Klobuchar Cruz phone video hearing Senate voting
Republican Texas Senator Ted Cruz (pictured) was caught on video scrolling through his phone during a Senate voting rights hearing when Democratic Minnesota Senator Amy Klobuchar rebuked him for baselessly contesting the voting results of the 2020 election. In this photo, Cruz speaks to members of the press after a Senate Republican luncheon at Russell Senate Office Building March 24, 2021 on Capitol Hill in Washington, DC. Alex Wong/Getty

In early March, Democrats in the House of Representatives passed the 791-page voting rights bill largely along party lines in a 220-210 vote. Democrats have described the legislation as "anti-corruption legislation." It would limit gerrymandering and counteract Republican state and local efforts to limit voting access.
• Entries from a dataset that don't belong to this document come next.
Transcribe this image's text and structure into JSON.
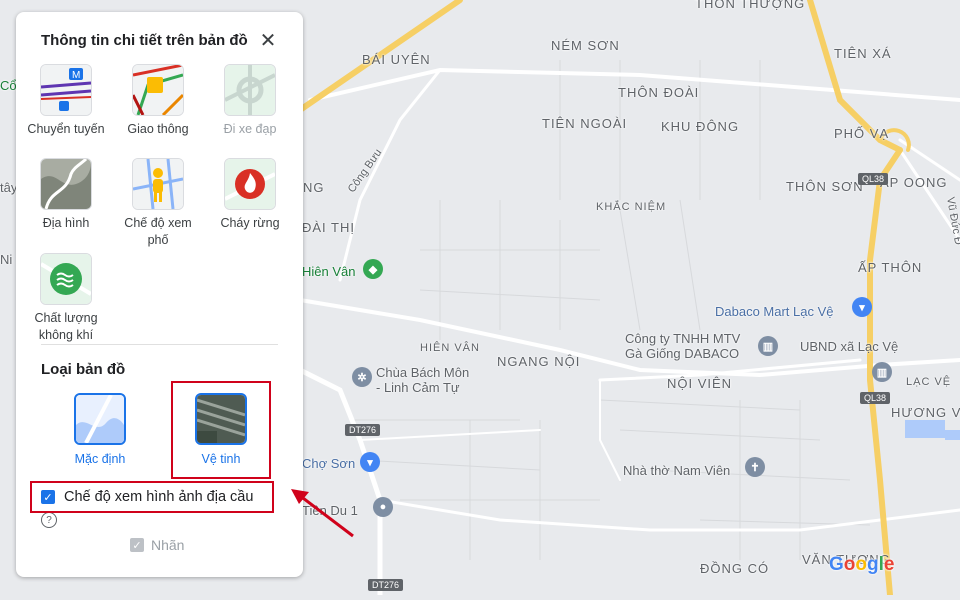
{
  "panel": {
    "title": "Thông tin chi tiết trên bản đồ",
    "details": [
      {
        "label": "Chuyển tuyến",
        "icon": "transit-icon",
        "disabled": false
      },
      {
        "label": "Giao thông",
        "icon": "traffic-icon",
        "disabled": false
      },
      {
        "label": "Đi xe đạp",
        "icon": "biking-icon",
        "disabled": true
      },
      {
        "label": "Địa hình",
        "icon": "terrain-icon",
        "disabled": false
      },
      {
        "label": "Chế độ xem phố",
        "icon": "street-view-icon",
        "disabled": false
      },
      {
        "label": "Cháy rừng",
        "icon": "wildfire-icon",
        "disabled": false
      },
      {
        "label": "Chất lượng không khí",
        "icon": "air-quality-icon",
        "disabled": false
      }
    ],
    "map_type_heading": "Loại bản đồ",
    "map_types": [
      {
        "label": "Mặc định",
        "icon": "default-map-icon"
      },
      {
        "label": "Vệ tinh",
        "icon": "satellite-map-icon"
      }
    ],
    "globe_label": "Chế độ xem hình ảnh địa cầu",
    "globe_checked": true,
    "labels_label": "Nhãn",
    "labels_checked": true,
    "help_glyph": "?"
  },
  "map": {
    "places": [
      "THÔN THƯỢNG",
      "NÉM SƠN",
      "TIÊN XÁ",
      "BÁI UYÊN",
      "THÔN ĐOÀI",
      "TIÊN NGOÀI",
      "KHU ĐÔNG",
      "PHỐ VẠ",
      "THÔN SƠN",
      "ẤP OONG",
      "KHẮC NIỆM",
      "ĐÀI THỊ",
      "ẤP THÔN",
      "HIÊN VÂN",
      "NGANG NỘI",
      "NỘI VIÊN",
      "LẠC VỆ",
      "HƯƠNG V",
      "ĐỒNG CÓ",
      "VĂN TƯƠNG",
      "NG"
    ],
    "pois": [
      "Hiên Vân",
      "Dabaco Mart Lạc Vệ",
      "Công ty TNHH MTV\nGà Giống DABACO",
      "UBND xã Lạc Vệ",
      "Chùa Bách Môn\n- Linh Cảm Tự",
      "Chợ Sơn",
      "Nhà thờ Nam Viên",
      "Tiên Du 1"
    ],
    "roads": [
      "Công Bưu",
      "Vũ Đức Đ"
    ],
    "shields": [
      "QL38",
      "QL38",
      "DT276",
      "DT276"
    ],
    "edge_text": [
      "Cổ",
      "tây",
      "Ni",
      "Ng"
    ],
    "logo": "Google"
  },
  "colors": {
    "accent": "#1a73e8",
    "highlight": "#d0021b",
    "road_yellow": "#f6cf65",
    "map_bg": "#e8eaed"
  }
}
The proposals would relax voter ID laws and preregister 16-year-olds to vote two years after they obtain a driver's licence. The proposals would also require the U.S. Postal Service to update voter registration for people who change their addresses. It would also increase online voter registration systems and same-day voter registration for federal elections.

"We came out of this last election where we saw multiple allegations of serious voter fraud, and the Democrats and the media took on the talking points that voter fraud doesn't exist. That anyone who says it exists is somehow engaged in a conspiracy theory," Cruz said. "Now with [their bill], the Democrats are seeking to lock in their advantage. They want mail-in ballots everywhere, they want no photo ID."

Newsweek contacted Cruz's office for comment.